Sunday, March 14, 2004

Reducing the Sauce

The Hegelian Encyclopedia begins with Being but immediately asserts that “this mere Being, as it is mere abstraction, is therefore the absolutely negative: which, in a similarly immediate aspect, is just Nothing.” J.N. Findley, a grand old Hegel scholar whose voice, stately and sonorous, could easily be taken for the voice of the Absolute Spirit itself or, alternatively, the reverberating echoes of the Malabar Caves, strictly forbid graduate students from writing papers about this particular dialectical move. It was too easy. Thinking the ALL may impress a certain sort of suburban mystic; but it is, after all, a piece of cake. You want to see me think the ALL? I can do it again if you weren’t watching—six times before lunch if necessary. Extremely general theories of history can also amount to a similarly grandiose nullity since, from a long way off, everything looks like a fly.

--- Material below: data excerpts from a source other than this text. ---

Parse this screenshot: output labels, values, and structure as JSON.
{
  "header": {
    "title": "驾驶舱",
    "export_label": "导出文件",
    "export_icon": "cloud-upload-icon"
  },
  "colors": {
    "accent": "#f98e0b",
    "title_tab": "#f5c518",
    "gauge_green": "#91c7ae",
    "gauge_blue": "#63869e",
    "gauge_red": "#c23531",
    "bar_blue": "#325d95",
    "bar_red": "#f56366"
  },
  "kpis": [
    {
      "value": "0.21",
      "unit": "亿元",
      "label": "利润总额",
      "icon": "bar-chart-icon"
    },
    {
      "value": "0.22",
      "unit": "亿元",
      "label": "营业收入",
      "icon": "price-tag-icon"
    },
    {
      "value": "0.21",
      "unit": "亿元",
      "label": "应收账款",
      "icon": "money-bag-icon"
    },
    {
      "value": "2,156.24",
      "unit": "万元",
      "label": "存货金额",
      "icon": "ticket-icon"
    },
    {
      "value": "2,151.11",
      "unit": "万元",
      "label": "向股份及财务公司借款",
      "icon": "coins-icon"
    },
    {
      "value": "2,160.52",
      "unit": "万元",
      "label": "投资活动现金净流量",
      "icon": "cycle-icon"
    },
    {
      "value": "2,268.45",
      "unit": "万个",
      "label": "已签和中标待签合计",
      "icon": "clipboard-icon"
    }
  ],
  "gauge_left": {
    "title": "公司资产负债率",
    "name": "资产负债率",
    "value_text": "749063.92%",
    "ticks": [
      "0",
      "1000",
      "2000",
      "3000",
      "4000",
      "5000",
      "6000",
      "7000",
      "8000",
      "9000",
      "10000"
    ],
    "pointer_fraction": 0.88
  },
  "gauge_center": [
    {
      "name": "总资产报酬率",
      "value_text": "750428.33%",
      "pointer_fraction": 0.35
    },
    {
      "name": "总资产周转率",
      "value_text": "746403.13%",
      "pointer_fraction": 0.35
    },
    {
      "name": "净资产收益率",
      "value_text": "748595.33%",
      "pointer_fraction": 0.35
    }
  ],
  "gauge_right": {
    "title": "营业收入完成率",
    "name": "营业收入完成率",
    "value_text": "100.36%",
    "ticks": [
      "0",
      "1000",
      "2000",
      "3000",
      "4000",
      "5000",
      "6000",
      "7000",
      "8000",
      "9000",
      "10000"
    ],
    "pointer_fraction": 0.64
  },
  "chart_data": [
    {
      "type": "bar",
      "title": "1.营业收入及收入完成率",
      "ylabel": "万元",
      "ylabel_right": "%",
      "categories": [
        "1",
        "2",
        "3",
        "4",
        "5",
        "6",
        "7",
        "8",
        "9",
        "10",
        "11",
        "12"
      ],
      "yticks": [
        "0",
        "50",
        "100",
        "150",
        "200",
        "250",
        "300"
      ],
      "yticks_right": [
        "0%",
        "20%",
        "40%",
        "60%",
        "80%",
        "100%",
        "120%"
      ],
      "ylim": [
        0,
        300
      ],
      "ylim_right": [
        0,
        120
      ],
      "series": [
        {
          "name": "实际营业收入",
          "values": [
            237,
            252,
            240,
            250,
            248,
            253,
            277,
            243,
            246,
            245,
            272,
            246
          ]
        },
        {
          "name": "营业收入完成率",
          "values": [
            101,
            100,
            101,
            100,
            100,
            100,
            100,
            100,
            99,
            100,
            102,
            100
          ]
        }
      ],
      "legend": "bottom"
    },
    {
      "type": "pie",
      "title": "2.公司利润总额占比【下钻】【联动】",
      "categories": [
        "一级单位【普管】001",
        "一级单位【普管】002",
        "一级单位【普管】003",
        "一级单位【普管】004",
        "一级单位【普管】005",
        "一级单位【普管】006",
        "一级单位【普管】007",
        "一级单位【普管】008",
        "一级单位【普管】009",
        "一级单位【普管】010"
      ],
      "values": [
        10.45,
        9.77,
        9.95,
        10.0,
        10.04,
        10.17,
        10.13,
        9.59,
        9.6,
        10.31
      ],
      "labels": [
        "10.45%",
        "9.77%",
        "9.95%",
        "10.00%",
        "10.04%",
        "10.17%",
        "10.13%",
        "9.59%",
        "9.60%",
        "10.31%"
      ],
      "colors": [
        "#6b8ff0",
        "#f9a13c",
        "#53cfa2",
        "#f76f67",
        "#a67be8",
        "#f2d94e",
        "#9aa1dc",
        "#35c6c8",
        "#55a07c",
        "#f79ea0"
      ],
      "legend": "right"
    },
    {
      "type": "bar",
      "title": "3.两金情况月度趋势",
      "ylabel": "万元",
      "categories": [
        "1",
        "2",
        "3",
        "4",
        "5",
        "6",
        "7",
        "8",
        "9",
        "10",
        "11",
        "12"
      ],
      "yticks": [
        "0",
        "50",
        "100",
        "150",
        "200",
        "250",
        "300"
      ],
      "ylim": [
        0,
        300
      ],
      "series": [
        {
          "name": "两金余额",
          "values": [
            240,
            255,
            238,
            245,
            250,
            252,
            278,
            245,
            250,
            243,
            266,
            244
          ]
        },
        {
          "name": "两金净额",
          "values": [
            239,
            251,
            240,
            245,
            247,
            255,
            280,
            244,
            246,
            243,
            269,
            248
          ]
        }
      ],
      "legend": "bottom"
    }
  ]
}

David Christian’s Maps of Time: An Introduction to Big History is not that empty, though anybody who has spent a fair amount of the last thirty years reading attempts to think what happened in history will recognize that what is synthesized in its pages is not human history with all the trimmings but the arguments of perhaps two dozen books. That’s not a small labor in itself. The books that seem to matter for the author—Jared Diamond’s Guns, Germs, and Steel; William McNeill’s Plagues and Peoples; Braudel’s Civilization and Capitalism; Janet Abu-Lughod’s Before European Hegemony; K.N. Chaudhuri’s Asia Before Europe; Gordon Child’s Man Makes Himself; Carlo Chipolla’s Before the Industrial Revolution; Alfred Crosby’s Ecological Imperialism; Terrance Deacon’s the Symbolic Species; Norbert Elias, The Civilizing Process; Ernest Gellner’s Plough, Sword, and Book; Marvin Harris’ Culture, People, Nature; E.J. Hobsbawm’s Age of Extremes; Karl Jasper’s Origin and Goal of History; Michael Mann’s The Sources of Social Power; Joseph Needham’s Science and Civilization in China; Geoffrey Parker’s The Military Revolution; Steven Shapin’s The Scientific Revolution; E.P. Thompson’s The Making of the English Working Class; Charles Tilly’s Coercion, Capital, and European States; Immanuel Wallerstein’s The Modern World System; Eric Wolfe’s Europe and the People without History; and a couple of oldies but goodies like works by Marx and Weber—comprise a pretty formidable Freshman reading list, from which, incidentally, I’ve omitted most of the cosmic and evolutionary material. Not bad for the view from down under in 2003. And Christian’s distilling does leave a residue: no matter how much you’d like to avoid admitting it, human history really is about how minority groups have gone about exploiting majorities.

I have adapted my own boiled down version of history from Hegel. According to Hegel, there have been three ages of history that correspond to the successive recognitions that one person is free (Asiatic despotism), some people are free (Greek city states); and everybody is free (Germanic modernity). I’ve improved on that outline by adding a dialectical next stage in which the moderns, disappointed by the largely formal freedoms of the contemporary state, insist that everybody ought to be as free as an ancient tyrant.